Source File : calendar.c

Historical Introduction:

Portugal was one of the first countries to adopt the Gregorian Calendar, in 1582. The calendar used until then was introduced by Julio Cesar in 46 B. C.. According to Julio Cesar, an average year had 365,25 days. To adjust this variation (0,25) it was assumed that, for every 3 years composed by 365 days (named common year) there should exist one with 366 days (leap year). So every 4 years (years multiples of 4), February would have 29 days instead of 28. Still, a small variation persisted (because the real mean average year is 365,242199 days). With Julio Cesar’s Calendar, for every 400 years, there would be a 3-day error (in excess), comparing with the real solar year. To adjust this other variation, the Gregorian Calendar uses the same logic. This time, reducing 1 day in each secular year (multiples of 100) non-multiple of 400. That is, reducing 1 day in the first, second and third century, and not reducing on the fourth. How could the reducing be done? Transforming a leap year in a common year. As you can see, all the secular years are also multiples of 4. So by the first reasoning (Cesar Calendar) they should be leap years. By the second reasoning (Gregorian Calendar) each secular year will only be leap year if it is multiple of 400.

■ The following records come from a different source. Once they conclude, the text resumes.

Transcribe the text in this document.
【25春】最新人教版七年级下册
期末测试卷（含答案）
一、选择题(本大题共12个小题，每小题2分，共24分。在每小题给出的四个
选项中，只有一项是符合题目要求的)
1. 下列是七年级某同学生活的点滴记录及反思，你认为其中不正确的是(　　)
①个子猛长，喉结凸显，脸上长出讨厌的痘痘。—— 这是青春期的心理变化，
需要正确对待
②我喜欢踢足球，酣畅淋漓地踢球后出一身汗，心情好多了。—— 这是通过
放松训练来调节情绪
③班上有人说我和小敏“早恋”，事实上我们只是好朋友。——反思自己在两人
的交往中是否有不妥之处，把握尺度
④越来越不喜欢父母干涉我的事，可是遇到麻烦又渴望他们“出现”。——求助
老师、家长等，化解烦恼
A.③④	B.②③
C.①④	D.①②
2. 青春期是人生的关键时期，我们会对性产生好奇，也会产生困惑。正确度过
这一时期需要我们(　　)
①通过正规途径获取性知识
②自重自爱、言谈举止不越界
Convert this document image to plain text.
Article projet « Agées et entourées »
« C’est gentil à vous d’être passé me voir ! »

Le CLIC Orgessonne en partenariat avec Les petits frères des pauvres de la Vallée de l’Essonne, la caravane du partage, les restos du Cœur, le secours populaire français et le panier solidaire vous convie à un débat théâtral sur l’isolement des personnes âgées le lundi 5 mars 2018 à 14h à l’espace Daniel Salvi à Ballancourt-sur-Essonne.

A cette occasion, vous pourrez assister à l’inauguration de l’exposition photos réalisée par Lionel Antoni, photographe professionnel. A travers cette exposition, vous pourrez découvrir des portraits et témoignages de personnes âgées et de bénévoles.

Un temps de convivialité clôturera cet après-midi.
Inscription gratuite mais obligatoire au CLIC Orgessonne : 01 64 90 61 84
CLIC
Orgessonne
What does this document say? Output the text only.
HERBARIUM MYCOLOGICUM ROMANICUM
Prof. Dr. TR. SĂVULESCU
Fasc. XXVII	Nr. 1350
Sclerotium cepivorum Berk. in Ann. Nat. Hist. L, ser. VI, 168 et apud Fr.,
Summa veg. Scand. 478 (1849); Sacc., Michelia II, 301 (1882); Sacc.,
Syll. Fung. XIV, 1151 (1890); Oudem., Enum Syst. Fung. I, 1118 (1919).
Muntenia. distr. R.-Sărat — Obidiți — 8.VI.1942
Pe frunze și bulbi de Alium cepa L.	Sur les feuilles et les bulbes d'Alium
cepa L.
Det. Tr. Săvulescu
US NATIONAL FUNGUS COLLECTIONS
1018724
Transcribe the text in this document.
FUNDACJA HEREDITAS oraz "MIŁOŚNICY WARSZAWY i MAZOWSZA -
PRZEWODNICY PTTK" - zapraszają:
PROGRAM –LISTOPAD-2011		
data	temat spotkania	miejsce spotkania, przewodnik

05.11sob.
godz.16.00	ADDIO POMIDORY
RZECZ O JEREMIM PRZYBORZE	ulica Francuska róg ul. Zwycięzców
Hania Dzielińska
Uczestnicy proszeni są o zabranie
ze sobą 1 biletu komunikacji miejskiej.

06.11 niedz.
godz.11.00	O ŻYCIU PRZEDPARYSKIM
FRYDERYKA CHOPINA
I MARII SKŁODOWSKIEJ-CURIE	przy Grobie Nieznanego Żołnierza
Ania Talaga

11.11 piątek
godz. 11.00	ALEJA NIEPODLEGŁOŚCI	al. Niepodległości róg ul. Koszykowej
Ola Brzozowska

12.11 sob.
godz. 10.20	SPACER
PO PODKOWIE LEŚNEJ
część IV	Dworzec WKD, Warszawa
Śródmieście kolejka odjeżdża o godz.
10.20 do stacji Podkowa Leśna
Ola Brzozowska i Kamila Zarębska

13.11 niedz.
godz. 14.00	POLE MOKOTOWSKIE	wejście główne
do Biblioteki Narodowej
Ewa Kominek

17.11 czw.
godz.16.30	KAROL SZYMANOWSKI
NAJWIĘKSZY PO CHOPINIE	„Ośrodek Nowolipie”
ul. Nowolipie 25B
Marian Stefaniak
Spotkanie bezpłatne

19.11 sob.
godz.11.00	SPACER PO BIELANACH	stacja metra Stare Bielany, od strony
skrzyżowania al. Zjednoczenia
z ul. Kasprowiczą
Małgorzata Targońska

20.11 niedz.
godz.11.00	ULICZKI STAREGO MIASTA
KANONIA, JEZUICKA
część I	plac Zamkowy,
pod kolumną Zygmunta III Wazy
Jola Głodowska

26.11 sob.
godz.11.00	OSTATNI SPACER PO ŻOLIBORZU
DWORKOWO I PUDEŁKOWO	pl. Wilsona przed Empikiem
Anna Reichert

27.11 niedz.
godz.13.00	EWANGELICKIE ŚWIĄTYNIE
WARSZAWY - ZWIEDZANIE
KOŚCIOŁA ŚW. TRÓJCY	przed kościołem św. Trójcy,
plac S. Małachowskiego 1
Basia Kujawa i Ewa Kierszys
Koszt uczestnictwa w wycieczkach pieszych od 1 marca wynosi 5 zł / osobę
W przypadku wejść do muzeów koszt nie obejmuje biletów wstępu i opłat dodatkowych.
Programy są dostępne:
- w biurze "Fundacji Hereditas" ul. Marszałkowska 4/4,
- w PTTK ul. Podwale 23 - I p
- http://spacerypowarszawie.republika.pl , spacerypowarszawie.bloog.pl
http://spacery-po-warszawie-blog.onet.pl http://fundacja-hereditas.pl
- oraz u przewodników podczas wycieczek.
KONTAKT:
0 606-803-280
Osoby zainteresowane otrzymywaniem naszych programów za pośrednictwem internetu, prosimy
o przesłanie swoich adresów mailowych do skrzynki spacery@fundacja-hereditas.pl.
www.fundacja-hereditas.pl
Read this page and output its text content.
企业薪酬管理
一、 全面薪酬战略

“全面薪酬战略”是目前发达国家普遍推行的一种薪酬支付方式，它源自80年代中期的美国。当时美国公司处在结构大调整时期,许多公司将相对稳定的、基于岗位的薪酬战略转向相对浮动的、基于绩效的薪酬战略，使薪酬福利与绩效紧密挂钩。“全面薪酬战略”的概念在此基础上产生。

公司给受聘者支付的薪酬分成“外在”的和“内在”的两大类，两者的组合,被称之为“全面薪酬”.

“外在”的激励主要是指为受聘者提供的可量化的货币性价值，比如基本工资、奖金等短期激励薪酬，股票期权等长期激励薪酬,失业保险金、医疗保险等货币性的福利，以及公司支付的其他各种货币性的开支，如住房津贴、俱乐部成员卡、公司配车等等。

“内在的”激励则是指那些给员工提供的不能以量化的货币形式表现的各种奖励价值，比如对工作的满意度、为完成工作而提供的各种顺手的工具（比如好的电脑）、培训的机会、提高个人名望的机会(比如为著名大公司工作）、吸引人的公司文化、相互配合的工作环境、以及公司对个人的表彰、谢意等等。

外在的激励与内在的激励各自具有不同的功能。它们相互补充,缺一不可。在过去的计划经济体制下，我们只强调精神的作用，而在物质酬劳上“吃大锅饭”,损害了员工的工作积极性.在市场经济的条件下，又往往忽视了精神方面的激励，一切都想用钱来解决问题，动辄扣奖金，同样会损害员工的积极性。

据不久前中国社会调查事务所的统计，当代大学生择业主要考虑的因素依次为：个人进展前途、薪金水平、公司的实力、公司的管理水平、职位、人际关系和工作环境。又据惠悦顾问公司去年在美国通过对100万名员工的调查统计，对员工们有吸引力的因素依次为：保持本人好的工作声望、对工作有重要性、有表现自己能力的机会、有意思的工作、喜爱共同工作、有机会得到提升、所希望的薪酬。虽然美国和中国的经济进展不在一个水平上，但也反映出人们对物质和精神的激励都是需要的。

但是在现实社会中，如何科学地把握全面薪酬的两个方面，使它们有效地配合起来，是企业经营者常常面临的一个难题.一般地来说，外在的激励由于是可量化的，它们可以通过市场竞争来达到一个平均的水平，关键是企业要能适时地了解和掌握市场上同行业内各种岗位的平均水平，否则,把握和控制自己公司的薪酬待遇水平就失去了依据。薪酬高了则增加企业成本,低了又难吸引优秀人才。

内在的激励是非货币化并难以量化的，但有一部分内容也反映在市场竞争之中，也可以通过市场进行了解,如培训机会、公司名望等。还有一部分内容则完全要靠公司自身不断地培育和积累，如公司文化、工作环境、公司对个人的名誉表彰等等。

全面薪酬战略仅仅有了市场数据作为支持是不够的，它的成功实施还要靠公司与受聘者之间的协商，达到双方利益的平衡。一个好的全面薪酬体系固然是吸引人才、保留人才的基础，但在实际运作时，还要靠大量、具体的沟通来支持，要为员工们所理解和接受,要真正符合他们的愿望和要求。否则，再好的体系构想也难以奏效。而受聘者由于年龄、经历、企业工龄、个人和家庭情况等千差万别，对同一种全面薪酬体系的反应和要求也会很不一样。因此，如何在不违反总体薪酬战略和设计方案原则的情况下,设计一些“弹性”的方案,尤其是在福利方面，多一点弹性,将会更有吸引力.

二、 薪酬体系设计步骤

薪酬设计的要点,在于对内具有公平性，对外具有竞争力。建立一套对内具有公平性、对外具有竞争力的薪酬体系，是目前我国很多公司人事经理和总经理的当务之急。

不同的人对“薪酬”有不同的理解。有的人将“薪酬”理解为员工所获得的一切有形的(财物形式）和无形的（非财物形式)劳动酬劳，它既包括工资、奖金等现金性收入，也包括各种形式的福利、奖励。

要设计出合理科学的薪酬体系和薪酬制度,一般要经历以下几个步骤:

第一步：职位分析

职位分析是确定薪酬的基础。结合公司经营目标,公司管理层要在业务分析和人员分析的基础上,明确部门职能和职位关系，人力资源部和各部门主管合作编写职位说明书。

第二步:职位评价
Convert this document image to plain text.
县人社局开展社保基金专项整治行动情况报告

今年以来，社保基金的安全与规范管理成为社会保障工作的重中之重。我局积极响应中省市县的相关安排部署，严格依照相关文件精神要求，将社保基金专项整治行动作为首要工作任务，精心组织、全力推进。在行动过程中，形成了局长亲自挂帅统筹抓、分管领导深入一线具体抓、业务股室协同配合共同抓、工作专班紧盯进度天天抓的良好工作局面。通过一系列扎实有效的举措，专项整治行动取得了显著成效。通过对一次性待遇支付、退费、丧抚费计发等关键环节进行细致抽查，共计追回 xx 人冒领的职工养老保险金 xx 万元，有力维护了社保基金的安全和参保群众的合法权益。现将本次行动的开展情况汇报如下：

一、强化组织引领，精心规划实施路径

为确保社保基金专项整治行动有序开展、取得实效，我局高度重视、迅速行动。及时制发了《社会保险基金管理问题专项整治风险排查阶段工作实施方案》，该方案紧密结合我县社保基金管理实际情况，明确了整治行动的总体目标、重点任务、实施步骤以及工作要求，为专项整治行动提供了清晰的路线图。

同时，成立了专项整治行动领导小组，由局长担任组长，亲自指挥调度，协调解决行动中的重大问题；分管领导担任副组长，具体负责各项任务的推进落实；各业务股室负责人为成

This example will make the issue clear. Consider the period between the years 1200 and 1600.
 

1200, 1204, 1208, …, 1292, 1296   –   are leap years.
1300                                                 –   is common year
1304, 1308, 1312, …, 1392, 1396   –   are leap years
1400                                                 –   is common year
1500                                                 –   is common year
1600                                                 –   is leap year

Input:
 
Consists of a set of numbers (one per line) between 0 and 4294967295, each of which will represent a particular time of a particular day, in seconds, from January 1^st, 1980 to something around the year 2115.
 
 
 
Output:
 
For each input line, you should print one string containing the time, followed by the date (day, month and year) corresponding to the given input number.

Do not forget not to use AM or PM. Do not use 11:7:8 PM to mean 11 hours, 7 minutes and 8 seconds after midday. Use 23:07:08 instead (and don’t forget the zeros either).

This should be the output format:

hh:mm:ss – DD/MM/YYYY

hh:mm:ss*–*DD/MM/YYYY¿

where hh, mm, ss, DD and MM are the 2 digits of the hours, minutes, seconds, days and months fields. YYYY are the 4 digits of the field year.